When I can’t sleep, I often find myself on Google typing random things like, “Free Museums in Chicago” into the search bar. So, if you ever wonder where I find my random sources of inspiration, thank Google.
I stumbled upon the Museum of Contemporary Photography when I typed in the exact phrase mentioned above. The MoCP is attached to Columbia College Chicago, just off the Harrison stop on the Red Line. It’s a modern building with large windows and completely a part of Columbia’s campus.
I’m not big on fate, but the museum is featuring the exhibit, Stateless: Views of Global Migration from January 24 to March 31. I discovered the museum February 15, smack dab in the middle of those dates. As an advocate for staying up-to-date on current events with an extreme interest in global migration, this sure felt like fate slapping me across the face.
The museum consists of three floors which came to this exhibit’s advantage. As someone invested in and passionate about this topic, the layout fascinated me. It starts out with the struggles of the United States on the first floor, moves to the Syria Lebanon conflict on the second, and then works up to African refugees crossing the Mediterranean on the third. I found this structure intentionally symbolic of an American understanding of global migration.
The first floor focuses on the DACA and Mexican migration into the United States. Putting this part of the exhibit on the first floor was ingenious. The DACA and Mexican migration hits closest to home here in the States so it will suck people in. While this situation is extremely important and impactful on our day-to-day lives, I think it makes sense to qualify it as surface level when it comes to global migration.
The artwork on the first floor is primarily created by Fidencio Fifield-Perez. Born in Oaxaca, Mexico in 1990, Fifield-Perez was smuggled into the United States at the age of seven. He received his DACA papers in 2012 and has been presenting his work ever since.
My favorite piece by him was entitled El Hielo . Made of acrylic, ink, maps, and map pins, it’s as if the artwork is made of spider webs. When you look closely you can see that the webs are actually intricately cut out roads from a map. It seems fitting that someone so connected to migration would use maps as a way to express himself.
The second floor was completely dedicated to the Syrian crisis. This example of global migration has had a decent amount of coverage in American news, probably because of its overall impact on the United States as a whole. In my brain, they placed this on the second floor because it’s a form of global migration that hasn’t gone over our heads here in the US. It’s still making an impact on us here, so, if you’ve been paying attention, you know what’s going on.

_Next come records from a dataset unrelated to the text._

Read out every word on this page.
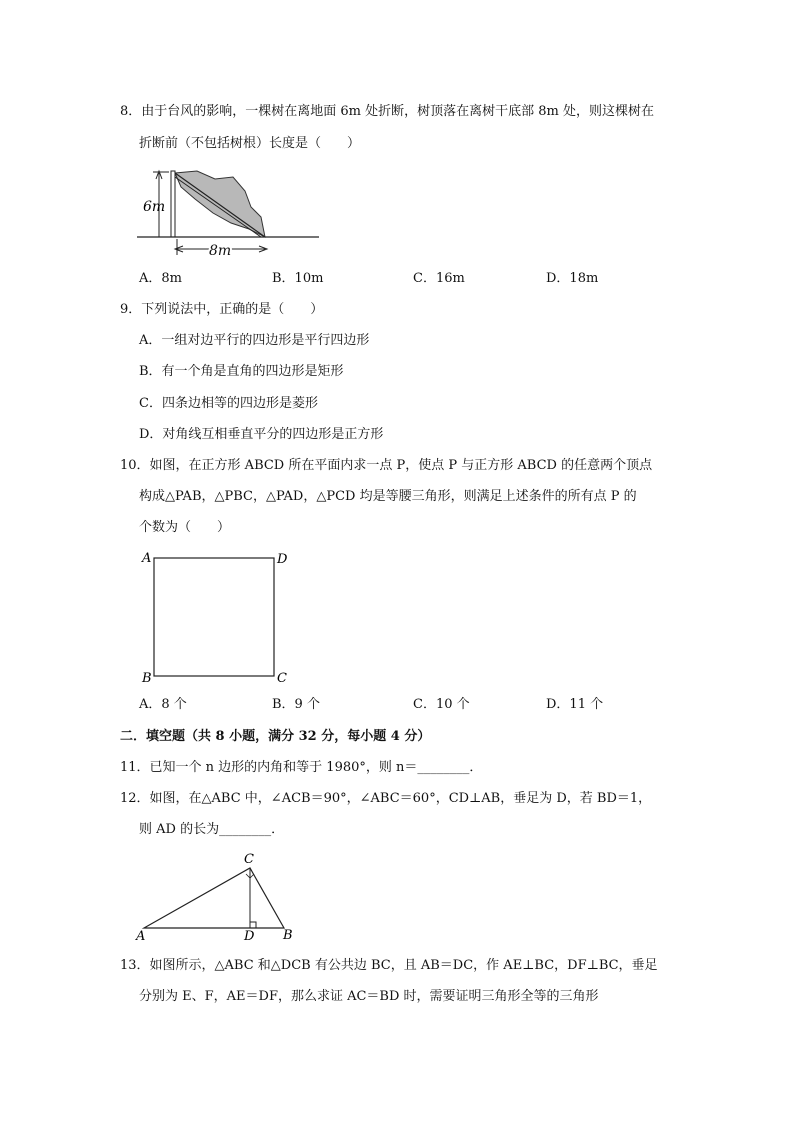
8．由于台风的影响，一棵树在离地面 6m 处折断，树顶落在离树干底部 8m 处，则这棵树在
折断前（不包括树根）长度是（　　）
6m
8m
A．8m	B．10m	C．16m	D．18m
9．下列说法中，正确的是（　　）
A．一组对边平行的四边形是平行四边形
B．有一个角是直角的四边形是矩形
C．四条边相等的四边形是菱形
D．对角线互相垂直平分的四边形是正方形
10．如图，在正方形 ABCD 所在平面内求一点 P，使点 P 与正方形 ABCD 的任意两个顶点
构成△PAB，△PBC，△PAD，△PCD 均是等腰三角形，则满足上述条件的所有点 P 的
个数为（　　）
A	D
B	C
A．8 个	B．9 个	C．10 个	D．11 个
二．填空题（共 8 小题，满分 32 分，每小题 4 分）
11．已知一个 n 边形的内角和等于 1980°，则 n＝________．
12．如图，在△ABC 中，∠ACB＝90°，∠ABC＝60°，CD⊥AB，垂足为 D，若 BD＝1，
则 AD 的长为________．
C
A	D B
13．如图所示，△ABC 和△DCB 有公共边 BC，且 AB＝DC，作 AE⊥BC，DF⊥BC，垂足
分别为 E、F，AE＝DF，那么求证 AC＝BD 时，需要证明三角形全等的三角形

The images on this floor were shots from Omar Imam’s Live, Love, Refugee series that came out in 2015. Imam was a Syrian refugee that spent time volunteering at a refugee camp in Lebanon’s Begaa Valley in 2012. There was an eerie lightheartedness to the images, all in black and white. The true pain was found in the quotes from each photograph’s muse often, written underneath the picture.
One quote struck me; hit me so hard in the gut that I felt hallow for the rest of my time on the second floor. It was simple, but seemed to echo in my brain after reading it. It said,
“The gap between me and my memories from Syria becomes bigger; I’m afraid of the blank.”
The third floor was completely dedicated to African migration into Europe, primarily through the Mediterranean Sea. This floor, and particular example of current global migration, is more out of reach than the other two. Out of sight, maybe? I’ve written about the stresses and tragedies that are currently striking the coasts of Africa in a few of my International Updates, but the articles I’ve found on this subject were never American sources.
Most of the work on the third floor was by photographer Daniel Castro Garcia. For me, his most impactful image was Muhammad Ali Bah, Rome, Italy, February 2017.
It’s a lone man in a white and black hoodie, black leather trenchcoat, and black acid washed jeans. He’s looking straight ahead at the camera. The corners of his lips are slightly upturned as if he knows he should smile but a hardness has prevented him from fully committing to it. There’s no smile in his eyes. An outline of a dinosaur’s skeleton is painted on the brick wall behind him. Everything in the image has grey undertones.
The man is Muhammad Ali Bah, who met Garcia in 2015 while living at the C.A.R.A. di Mineo Reception Centre– one of the largest migrant/refugee centres in Italy. It is currently under investigation for fraud, embezzlement, and other illegal Mafia operations.
When you first enter the third floor, you are struck with Garcia’s photos, but as you prepare to leave you will be sucked in by Leila Alaoui’s 6-minute video entitled Crossings as it’s projected onto the staircase’s wall. I highly suggest you watch her depiction of the Sub-Saharan African struggle before you leave.
Leila Alaoui died in 2016, at the age of 33, from injuries sustained from a terrorist attack in Ouagadougou, Burkina Faso. She was working on a project for Amnesty International’s women’s right campaign, My Body My Rights.
While I’ve written a lot, the cliché still rings true: a picture is worth a thousand words (I missed that count by thirty). Stateless will be on display at the MoCP until March 31st. It’s a compact museum, so if you’re in Chicago any time this month, I highly suggest dedicating an hour of your time to this project.